07.08.16 - 12.08.16, Seminar 16321

Coding Theory in the Time of Big Data

Diese Seminarbeschreibung wurde vor dem Seminar auf unseren Webseiten veröffentlicht und bei der Einladung zum Seminar verwendet.


The main focus of this seminar is to explore the impact of contemporary challenges for efficient, reliable, and secure storage and delivery of files in the time of 'big data'. In particular, the seminar will examine the ways in which coding theory fundamentals must be extended to address the emerging issues in the evolving practice of storage and transmission of large files across networks. These novel coding applications are having a significant impact on coding theory fundamentals. The seminar will touch on topics such as algebraic coding theory, distributed storage, index coding, caching problems, streaming algorithms, cryptography, information theory, randomized algorithms and complexity theory.

Codes for Distributed Storage

In multi-disk systems, to provide reliability, if a disk fails, data must be recoverable from the remaining stored data. While it is empirically clear that disk failure is the norm rather than an exception (making systemic redundancy a storage requirement), the sheer scale of data involved means that redundancy must be added as efficiently as possible. In other words, coding is now a requirement for trustworthy distributed storage systems.

Regeneration codes, local reconstruction codes and update-efficient codes are among the current classes of codes with properties effective according to different distributed storage constraints such as repair bandwidth, disk I/O and repair locality. Algebraic methods and ideas from classical coding theory and network coding may be applied to give constructions of families of codes with high performance with respect to such different parameters. In addition to providing reliability against disk failures, coding reduces the time required to download content from a distributed storage system. The download time is reduced because when a content file is encoded to add redundancy and distributed across multiple disks, reading only a subset of the disks is sufficient to reconstruct the content. For the same total storage used, coding exploits the diversity in storage better than simple replication, and hence gives faster download. Storing coded data in distributed systems and even untrusted networks, although practical, poses novel challenges to maintaining data integrity, unless the codes are explicitly designed to handle these challenges. For example, an adversary may corrupt a large amount of stored data simply by altering the data stored on a small number of storage. Eavesdropping to the data becomes easier because of multiple downloads during nodal repair.

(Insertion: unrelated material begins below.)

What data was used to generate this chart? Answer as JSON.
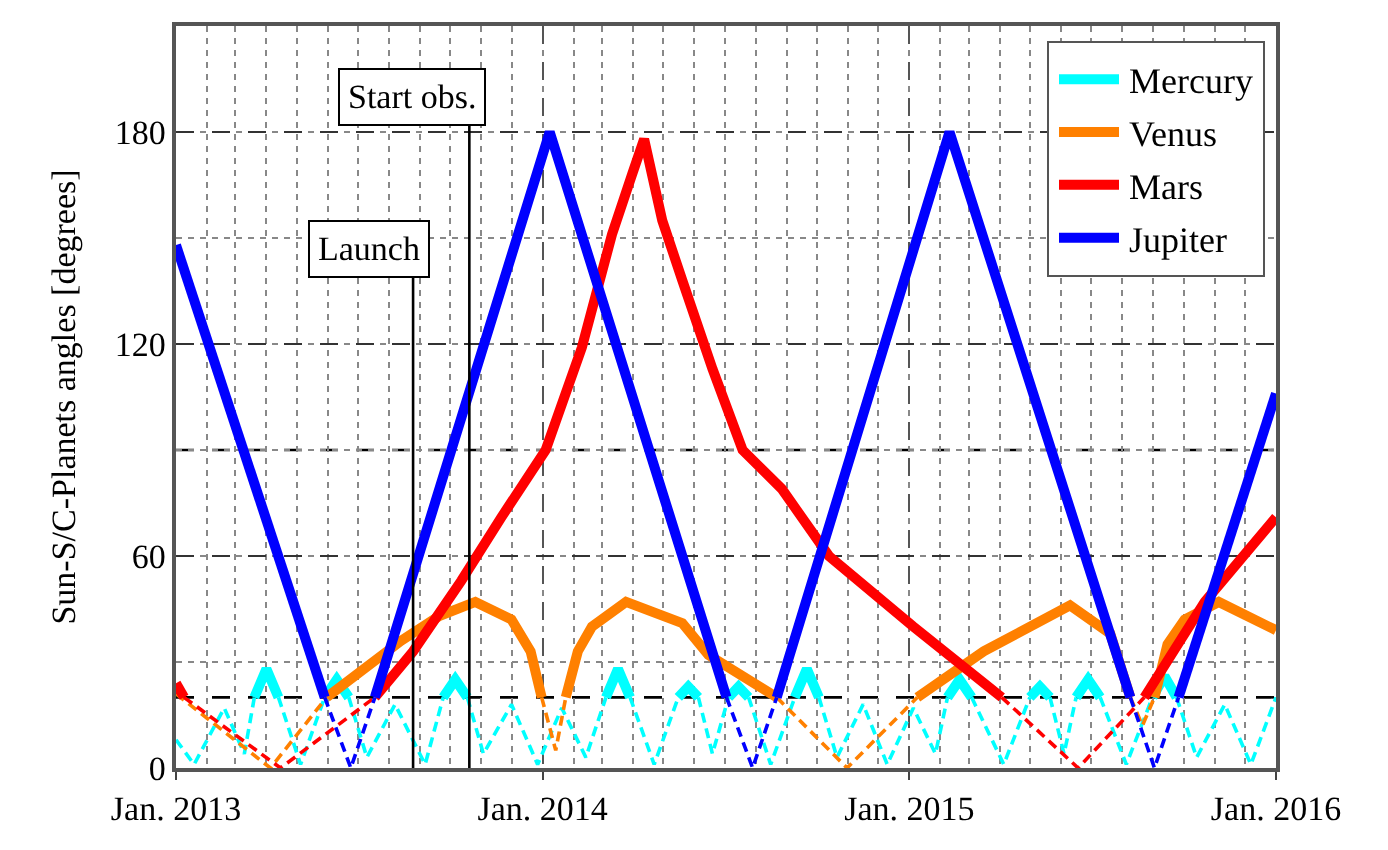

Codes for Video and other Big Data Delivery

Efficient use of storage and transmission resources is central to applications such as video broadcasting. Traditional unicast-based solutions underperform when the same content is sought by multiple users, while coding and information theoretic approaches can offer advantages.

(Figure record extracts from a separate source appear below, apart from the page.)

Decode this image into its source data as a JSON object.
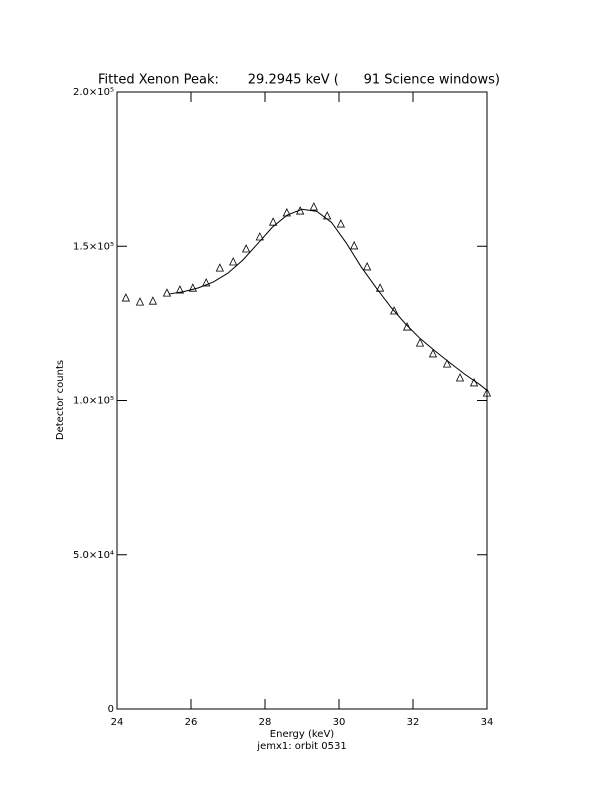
{
  "chart_data": {
    "type": "scatter",
    "title": "Fitted Xenon Peak:       29.2945 keV (      91 Science windows)",
    "x_label": "Energy (keV)",
    "y_label": "Detector counts",
    "footer": "jemx1: orbit 0531",
    "xlim": [
      24,
      34
    ],
    "xticks": [
      24,
      26,
      28,
      30,
      32,
      34
    ],
    "ylim": [
      0,
      200000
    ],
    "yticks": [
      0,
      {
        "value": 50000,
        "label": "5.0×10⁴"
      },
      {
        "value": 100000,
        "label": "1.0×10⁵"
      },
      {
        "value": 150000,
        "label": "1.5×10⁵"
      },
      {
        "value": 200000,
        "label": "2.0×10⁵"
      }
    ],
    "series": [
      {
        "kind": "points",
        "color": "#000000",
        "x": [
          24.24,
          24.62,
          24.97,
          25.35,
          25.7,
          26.05,
          26.41,
          26.78,
          27.14,
          27.49,
          27.86,
          28.22,
          28.59,
          28.95,
          29.32,
          29.68,
          30.05,
          30.41,
          30.76,
          31.11,
          31.49,
          31.84,
          32.19,
          32.54,
          32.92,
          33.27,
          33.65,
          34.0
        ],
        "values": [
          133200,
          131900,
          132200,
          134800,
          135800,
          136400,
          138100,
          142900,
          144900,
          149100,
          153000,
          157800,
          160800,
          161400,
          162700,
          159800,
          157200,
          150100,
          143300,
          136400,
          129000,
          123800,
          118600,
          115100,
          111800,
          107300,
          105700,
          102400
        ]
      },
      {
        "kind": "line",
        "color": "#000000",
        "x": [
          25.4,
          25.8,
          26.2,
          26.6,
          27.0,
          27.4,
          27.8,
          28.2,
          28.6,
          29.0,
          29.4,
          29.8,
          30.2,
          30.6,
          31.0,
          31.4,
          31.8,
          32.2,
          32.6,
          33.0,
          33.4,
          33.8,
          34.0
        ],
        "values": [
          134500,
          135300,
          136500,
          138400,
          141300,
          145500,
          150800,
          156200,
          160100,
          162000,
          161300,
          157700,
          151000,
          143300,
          136600,
          130300,
          124800,
          120000,
          116000,
          112200,
          108500,
          105200,
          103300
        ]
      }
    ]
  }
}
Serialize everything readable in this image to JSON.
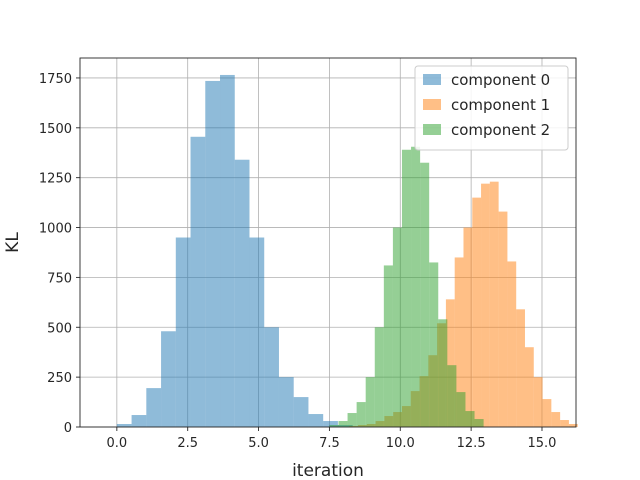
{
  "chart_data": {
    "type": "bar",
    "subtype": "histogram",
    "title": "",
    "xlabel": "iteration",
    "ylabel": "KL",
    "xlim": [
      -1.3,
      16.2
    ],
    "ylim": [
      0,
      1850
    ],
    "xticks": [
      0.0,
      2.5,
      5.0,
      7.5,
      10.0,
      12.5,
      15.0
    ],
    "xtick_labels": [
      "0.0",
      "2.5",
      "5.0",
      "7.5",
      "10.0",
      "12.5",
      "15.0"
    ],
    "yticks": [
      0,
      250,
      500,
      750,
      1000,
      1250,
      1500,
      1750
    ],
    "ytick_labels": [
      "0",
      "250",
      "500",
      "750",
      "1000",
      "1250",
      "1500",
      "1750"
    ],
    "grid": true,
    "legend_position": "top-right",
    "series": [
      {
        "name": "component 0",
        "color": "#1f77b4",
        "alpha": 0.5,
        "bin_width": 0.52,
        "bin_start": 0.0,
        "counts": [
          15,
          60,
          195,
          480,
          950,
          1455,
          1735,
          1765,
          1340,
          950,
          500,
          250,
          150,
          65,
          30,
          10
        ]
      },
      {
        "name": "component 1",
        "color": "#ff7f0e",
        "alpha": 0.5,
        "bin_width": 0.31,
        "bin_start": 8.2,
        "counts": [
          5,
          10,
          15,
          30,
          55,
          75,
          105,
          180,
          255,
          360,
          520,
          640,
          850,
          1000,
          1150,
          1220,
          1230,
          1080,
          830,
          590,
          400,
          250,
          140,
          75,
          35,
          15
        ]
      },
      {
        "name": "component 2",
        "color": "#2ca02c",
        "alpha": 0.5,
        "bin_width": 0.32,
        "bin_start": 7.5,
        "counts": [
          10,
          30,
          70,
          125,
          250,
          500,
          810,
          1000,
          1390,
          1405,
          1325,
          825,
          540,
          310,
          175,
          80,
          40
        ]
      }
    ]
  }
}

Codes for streaming, heterogeneous multicast/broadcast codes, index coding and distributed caching are especially relevant to big data delivery. Convolutional codes have been proposed for low-delay streaming codes robust to burst and single errors. Rateless codes could be adapted for heterogeneous scenarios, where users not only have different channel conditions, but may demand different amounts of information, and have different computing and display capabilities. Index coding techniques can be applied to distributed caching problems, where a reduction in network traffic may be achieved by strategic storage of popular files at strategic nodes or end devices.